Anticiper la reprise

Mais le rôle du généraliste ne s’arrête pas là. Toujours selon l’enquête de l’Inpes, la majorité des généralistes estime à juste titre que leur implication est aussi cruciale dans le retour à l’emploi chez les patients en arrêt de travail de longue durée, atteints de maladies ou victimes d’accidents avec des conséquences telles que des difficultés sont prévisibles lors de la reprise du travail. Des outils sont à leur disposition mais insuffisamment utilisés : il s’agit en premier lieu de la visite de pré-reprise. « Le généraliste a là un rôle important pour informer le salarié qu’il peut solliciter une visite facultative de pré-reprise auprès du médecin du travail, insiste Pierre Verger, car la visite obligatoire de reprise du travail le jour même est souvent bien trop tardive pour mettre en œuvre des adaptations de poste de travail. »

Encore plus en amont, le généraliste devrait aussi informer le salarié qu’il existe des « structures de maintien dans l’emploi » qui peuvent intervenir dans l’entreprise pour établir des diagnostics, apporter des solutions et même des financements pour adapter le poste de travail. Des dispositifs extrêmement efficaces mais sous-exploités.

 

Par ailleurs, « bien en amont de l’arrêt de travail et de la survenue de la pathologie professionnelle, je pense que nous sommes tout à fait en mesure de gérer l’aspect “prévention”, indique le Dr Alain Viau, médecin généraliste et médecin de santé publique en région PACA. La prévention de la perte de l’emploi nous concerne directement, comme par exemple dépister des tendinites liées au travail, qui, si on les laisse empirer faute de traitement précoce ou d’AT, vont handicaper le patient et mettre son emploi en jeu. »

Dans tous les cas, le dialogue avec le médecin traitant semble essentiel car, souligne le Dr Dell Isola, « nous connaissons à la fois les difficultés des employés mais aussi les contraintes des employeurs. Or, parfois, les médecins traitants ou spécialistes transmettent des demandes de restriction telles qu'ils risquent de nuire sans le savoir au patient, quand le travail est vidé de son contenu au point que le salarié risque d'être déclaré inapte au poste, puis licencié s’il n’y a pas de reclassement possible ».

 

Les généralistes semblent d’ailleurs plutôt adeptes d’une prise en charge coordonnée puisqu’en cas d’arrêts de travail récurrents, plus de 71% d’entre eux suggèrent à leur patient de prendre contact avec le médecin du travail.
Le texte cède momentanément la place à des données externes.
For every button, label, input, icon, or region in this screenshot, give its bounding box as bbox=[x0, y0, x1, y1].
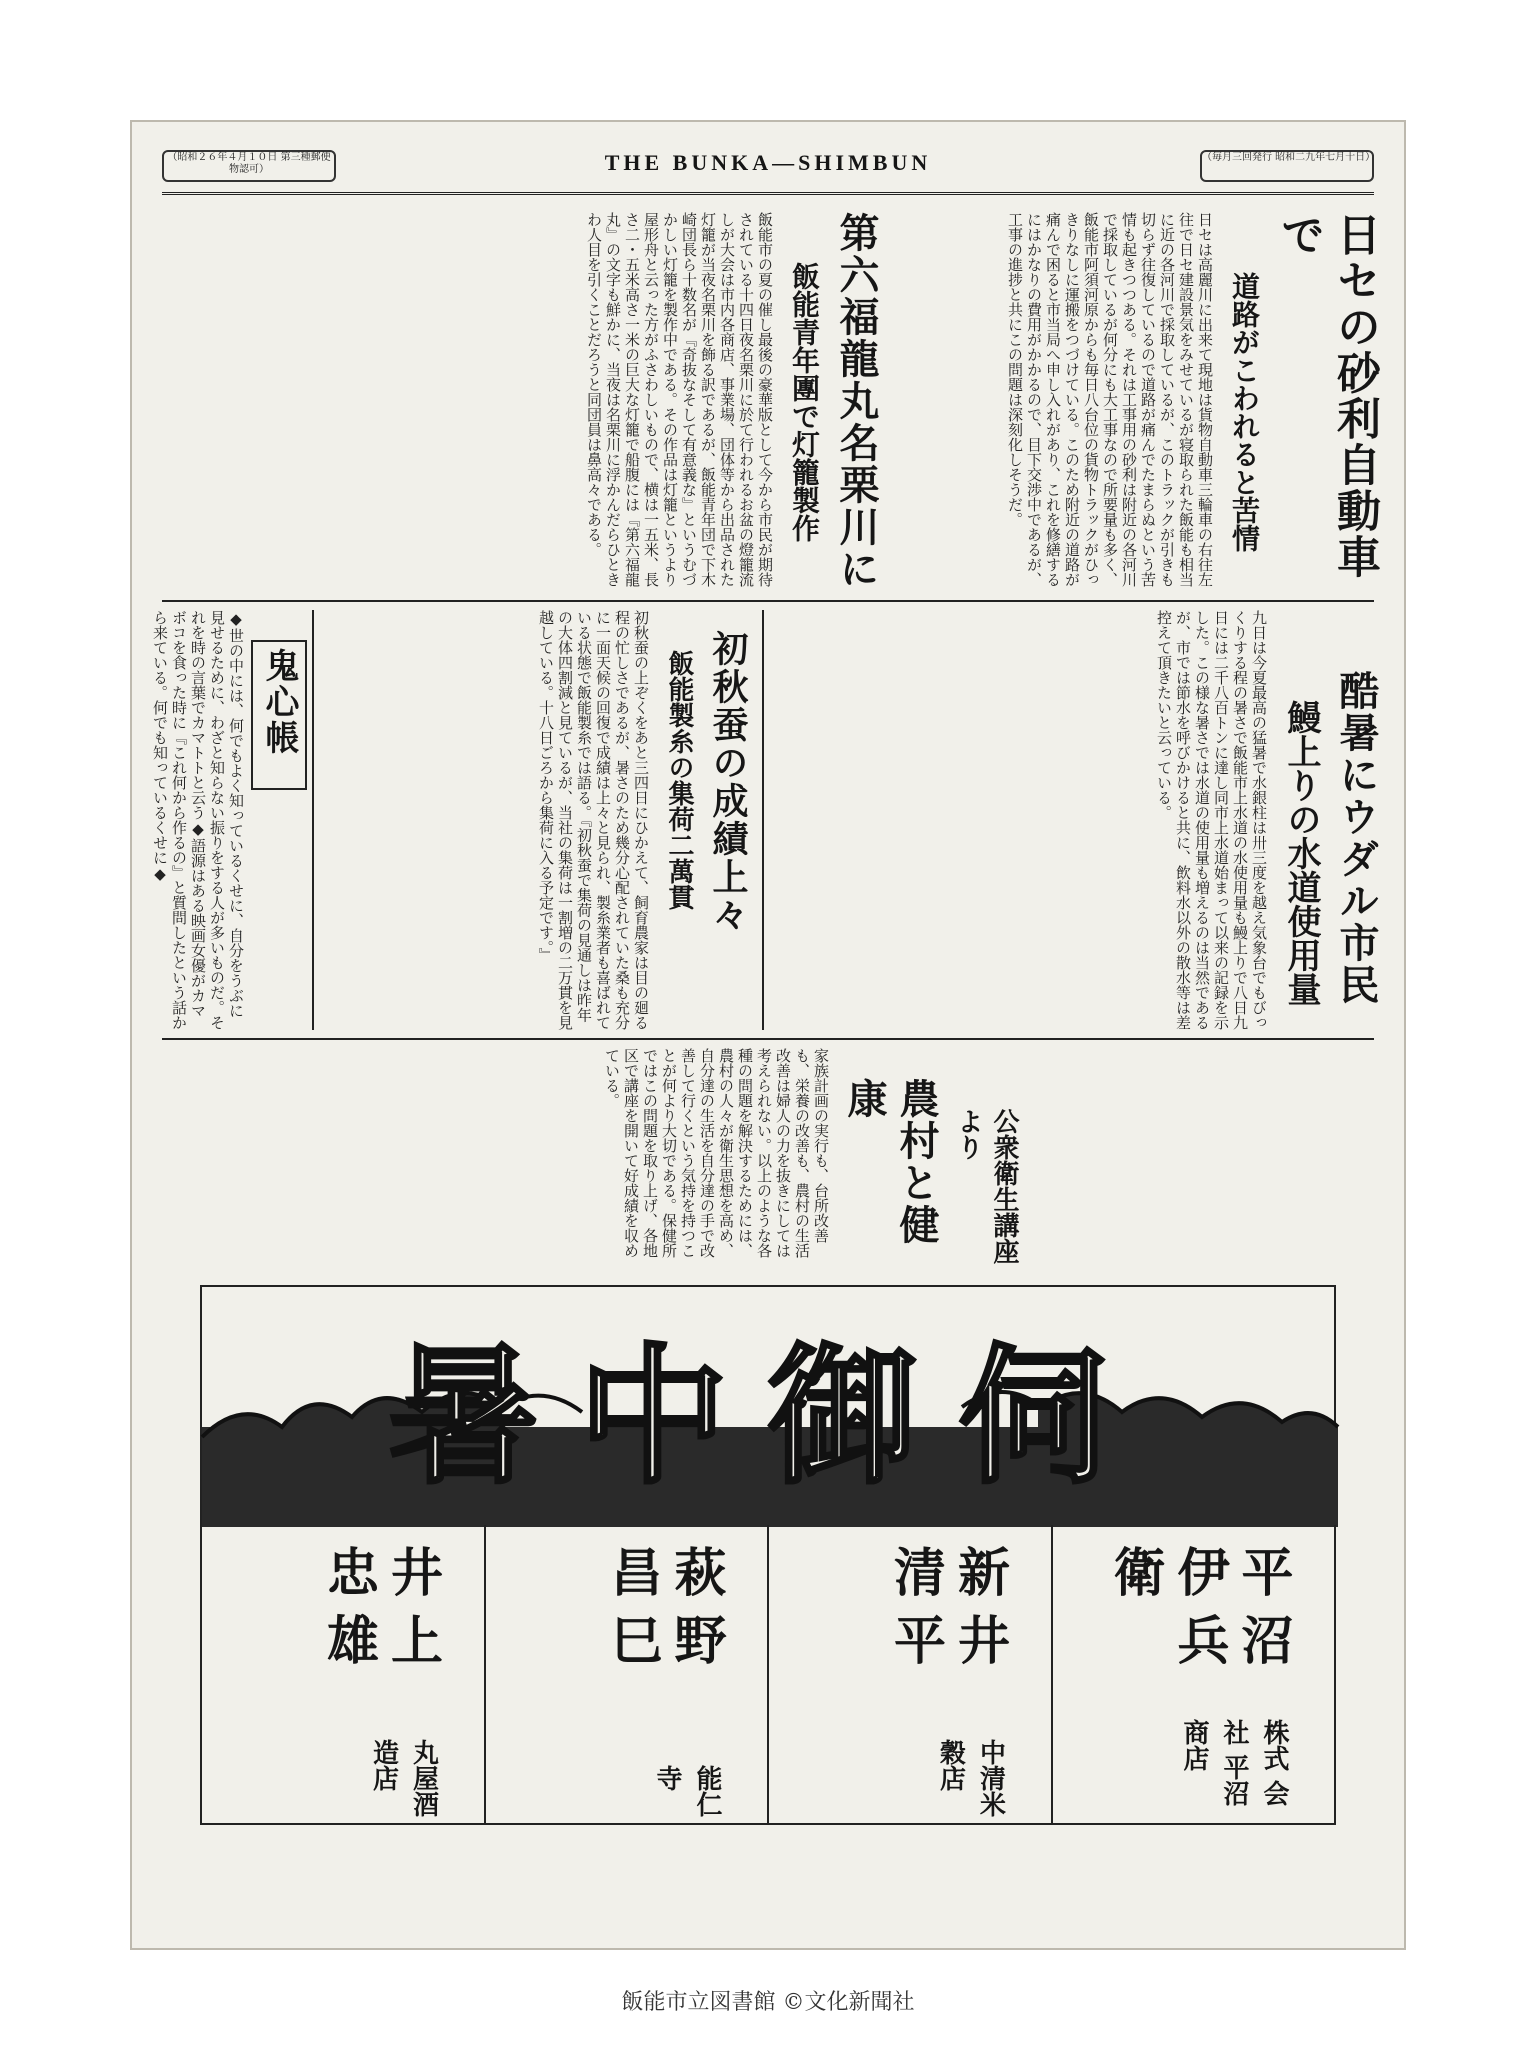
advertisement bbox=[1051, 1525, 1335, 1823]
article-gravel-trucks bbox=[892, 212, 1382, 592]
article-series-title: 公衆衛生講座より bbox=[953, 1108, 1019, 1264]
masthead-title: THE BUNKA—SHIMBUN bbox=[604, 150, 932, 175]
advertisement bbox=[484, 1525, 768, 1823]
column-title: 鬼心帳 bbox=[251, 640, 307, 790]
article-subhead: 飯能製糸の集荷二萬貫 bbox=[664, 650, 694, 910]
article-subhead: 飯能青年團で灯籠製作 bbox=[788, 262, 821, 542]
article-headline: 第六福龍丸名栗川に bbox=[833, 212, 880, 590]
advertisement bbox=[767, 1525, 1051, 1823]
section-divider bbox=[162, 1038, 1374, 1040]
advertiser-business: 能仁寺 bbox=[652, 1765, 722, 1818]
article-body: 日セは高麗川に出来て現地は貨物自動車三輪車の右往左往で日セ建設景気をみせているが寝取られた飯能も相当に近の各河川で採取しているが、このトラックが引きも切らず往復しているので道路が痛んでたまらぬという苦情も起きつつある。それは工事用の砂利は附近の各河川で採取しているが何分にも大工事なので所要量も多く、飯能市阿須河原からも毎日八台位の貨物トラックがひっきりなしに運搬をつづけている。このため附近の道路が痛んで困ると市当局へ申し入れがあり、これを修繕するにはかなりの費用がかかるので、目下交渉中であるが、工事の進捗と共にこの問題は深刻化しそうだ。 bbox=[1006, 212, 1214, 587]
column-kishincho bbox=[151, 610, 307, 1030]
article-headline: 農村と健康 bbox=[841, 1078, 940, 1246]
article-headline: 初秋蚕の成績上々 bbox=[707, 630, 749, 934]
article-body: 飯能市の夏の催し最後の豪華版として今から市民が期待されている十四日夜名栗川に於て行われるお盆の燈籠流しが大会は市内各商店、事業場、団体等から出品された灯籠が当夜名栗川を飾る訳であるが、飯能青年団で下木崎団長ら十数名が『奇抜なそして有意義な』というむづかしい灯籠を製作中である。その作品は灯籠というより屋形舟と云った方がふさわしいもので、横は一五米、長さ二・五米高さ一米の巨大な灯籠で船腹には『第六福龍丸』の文字も鮮かに、当夜は名栗川に浮かんだらひときわ人目を引くことだろうと同団員は鼻高々である。 bbox=[585, 212, 774, 587]
article-silkworm bbox=[322, 610, 752, 1030]
advertiser-business: 株式 会社 平沼商店 bbox=[1179, 1719, 1289, 1807]
advertisement bbox=[202, 1525, 484, 1823]
article-headline: 日セの砂利自動車で bbox=[1273, 212, 1380, 580]
column-divider bbox=[762, 610, 764, 1030]
masthead-left-label: （昭和２６年４月１０日 第三種郵便物認可） bbox=[162, 150, 336, 182]
summer-greeting-banner bbox=[200, 1285, 1336, 1525]
advertisement-row bbox=[200, 1525, 1336, 1825]
article-body: 家族計画の実行も、台所改善も、栄養の改善も、農村の生活改善は婦人の力を抜きにしては考えられない。以上のような各種の問題を解決するためには、農村の人々が衛生思想を高め、自分達の生活を自分達の手で改善して行くという気持を持つことが何より大切である。保健所ではこの問題を取り上げ、各地区で講座を開いて好成績を収めている。 bbox=[603, 1048, 830, 1258]
advertiser-name: 平沼伊兵衛 bbox=[1104, 1545, 1293, 1681]
masthead bbox=[162, 140, 1374, 195]
archive-credit: 飯能市立図書館 ©文化新聞社 bbox=[621, 1990, 915, 2015]
article-body: 初秋蚕の上ぞくをあと三四日にひかえて、飼育農家は目の廻る程の忙しさであるが、暑さのため幾分心配されていた桑も充分に一面天候の回復で成績は上々と見られ、製糸業者も喜ばれている状態で飯能製糸では語る。『初秋蚕で集荷の見通しは昨年の大体四割減と見ているが、当社の集荷は一割増の二万貫を見越している。十八日ごろから集荷に入る予定です。』 bbox=[537, 610, 650, 1030]
advertiser-name: 井上忠雄 bbox=[317, 1545, 443, 1681]
advertiser-business: 丸屋酒造店 bbox=[368, 1738, 439, 1817]
advertiser-name: 萩野昌巳 bbox=[601, 1545, 726, 1681]
advertiser-business: 中清米穀店 bbox=[935, 1738, 1006, 1817]
column-body: ◆世の中には、何でもよく知っているくせに、自分をうぶに見せるために、わざと知らない振りをする人が多いものだ。それを時の言葉でカマトトと云う◆語源はある映画女優がカマボコを食った時に『これ何から作るの』と質問したという話から来ている。何でも知っているくせに◆ bbox=[151, 610, 245, 1030]
article-subhead: 道路がこわれると苦情 bbox=[1228, 272, 1261, 552]
column-divider bbox=[312, 610, 314, 1030]
masthead-right-label: （毎月三回発行 昭和二九年七月十日） bbox=[1200, 150, 1374, 182]
article-headline: 酷暑にウダル市民 bbox=[1333, 670, 1380, 1006]
article-lantern-boat bbox=[162, 212, 882, 592]
advertiser-name: 新井清平 bbox=[884, 1545, 1010, 1681]
article-body: 九日は今夏最高の猛暑で水銀柱は卅三度を越え気象台でもびっくりする程の暑さで飯能市上水道の水使用量も鰻上りで八日九日には二千八百トンに達し同市上水道始まって以来の記録を示した。この様な暑さでは水道の使用量も増えるのは当然であるが、市では節水を呼びかけると共に、飲料水以外の散水等は差控えて頂きたいと云っている。 bbox=[1155, 610, 1268, 1030]
article-rural-health bbox=[162, 1048, 1382, 1268]
article-subhead: 鰻上りの水道使用量 bbox=[1281, 700, 1321, 1006]
article-water-usage bbox=[772, 610, 1382, 1030]
banner-title: 暑中御伺 bbox=[387, 1329, 1148, 1505]
section-divider bbox=[162, 600, 1374, 602]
De plus, 70% des médecins du travail et 82% des généralistes estiment que ces derniers coopèrent volontiers avec les médecins du travail. « Les relations s’améliorent, constate Pierre Verger, mais il y a encore des freins qui se reflètent dans la faible propension des généralistes à orienter leur patient vers le médecin du travail pour une visite de pré-reprise. » Le Dr Dell Isola confirme que la collaboration est bien meilleure qu’il y a une dizaine d’années, probablement « parce qu’il s’est enfin installé une relation de confiance vis-à-vis du secret professionnel ».

 

La formation en question

En revanche, des progrès restent à faire en matière de formation des généralistes en santé et travail, celle-ci étant aujourd’hui réduite à 9 heures en cursus initial. Et, selon l’enquête Inpes, ce sont seulement 36% des généralistes qui déclarent avoir suivi une formation (initiale ou continue) en santé au travail. Tandis que plus de 61% s’estiment plutôt mal informés sur le sujet.